Mitigating the risks

With security threats coming from all directions nowadays, Costin Raiu offers his advice on how organisations can protect themselves.

The beginning of the year was marked by a number of notable incidents. First of all, the targeted attack against Google and 30 other large US companies marked what I believe will be a notable trend - cybercriminals focusing on high precision targeted attacks, with great potential for financial gain. Secondly, we see P2P applications spiking as a source of malware and infections for users, so I believe that will continue throughout the year. Finally, this year will be marked by serious efforts from companies such as Adobe trying to close the huge gaps in their products, such as Adobe Reader.

A good security strategy and implementation policy is a key survival factor in today's cyberworld. The emphasis is on 'good' here because there can be different levels when implementing a security strategy, balancing usability with strength of protection. A few key points include correct access permission in the local network (make sure that rights to change files are granted on a per-need basis) and that there are logs for the Internet access. A good solution has been found to be the proxying of all outgoing connections, through a proxy with authentication. This seems to take care of many Trojan-Spy that are designed to steal passwords and other confidential data.

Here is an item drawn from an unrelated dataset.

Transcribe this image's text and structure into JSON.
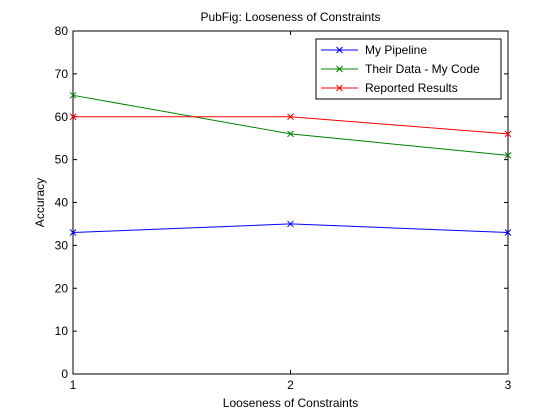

There are certain important steps that can limit the amount of attacks and threats coming from using social networking sites. In general, people should not post private details such as home address or other information that can be used in password recovery forms. Also, we should avoid publishing too much private information and make sure that we limit the amount of people that can see it. A good practice is 'friends of friends', a better one is 'only friends'. Make sure that the information seen by random users is very limited, for instance, just name and city. Lastly, be sure whom you befriend on social networks. A good practice is to only accept friend requests from people you've met in person. A better one is to only accept friend requests from people you've met in person at least twice.

Cloud computing can really make a difference when it comes to stopping new attacks, so it is important that security suites do take advantage of this technology. However, they are not the final solution to all problems. It is important for managers to understand that cloud computing and in-the-cloud security are just parts of the security chain and must be complemented by the measures detailed in the previous point. In general, we see attacks against all kinds of enterprises - big, medium and small. As long as they have important information that can be turned into money, they are targets.

In the case of a successful attack, losses can include damaged image, loss of intellectual property, data loss and direct financial loss.The attack process itself can then include blackmailing or other threats. Facebook and Twitter are actively used by cybercriminals as infection vectors. Kido, one of the most widespread malware of all times, did not take advantage of Facebook or Twitter to spread. Yet, there are cases of malware that is using social engineering in the process that are very serious and hard to remove.

Promising technologies have appeared over the years which could turn the tides in this never-ending battle between security companies and cybercriminals. In-the-cloud security is here and it is an important development of the battle, as it greatly enhances reaction speed - delivering faster protection while obtaining true feedback on the effects of new detection algorithms. Furthermore, virtualisation and sandboxing are shaping the industry, allowing for better isolation of malicious software - limiting damage. Whitelisting is another, as it makes sure that only programs from known sources have access to the system. I think the changes in the threat landscape will closely mimic these developments, while at the same time, taking advantage of the weakest link in the security chain: the human mind.

Costin Raiu has over nine years' experience in antivirus research and technology development. He is a member of the Virus Bulletin Technical Advisory Board and CARO. Raiu also provides his services as an incident reporter to The Wildlist Organization International and has published extensively on data security and computer viruses. He joined Kaspersky Lab in 2000.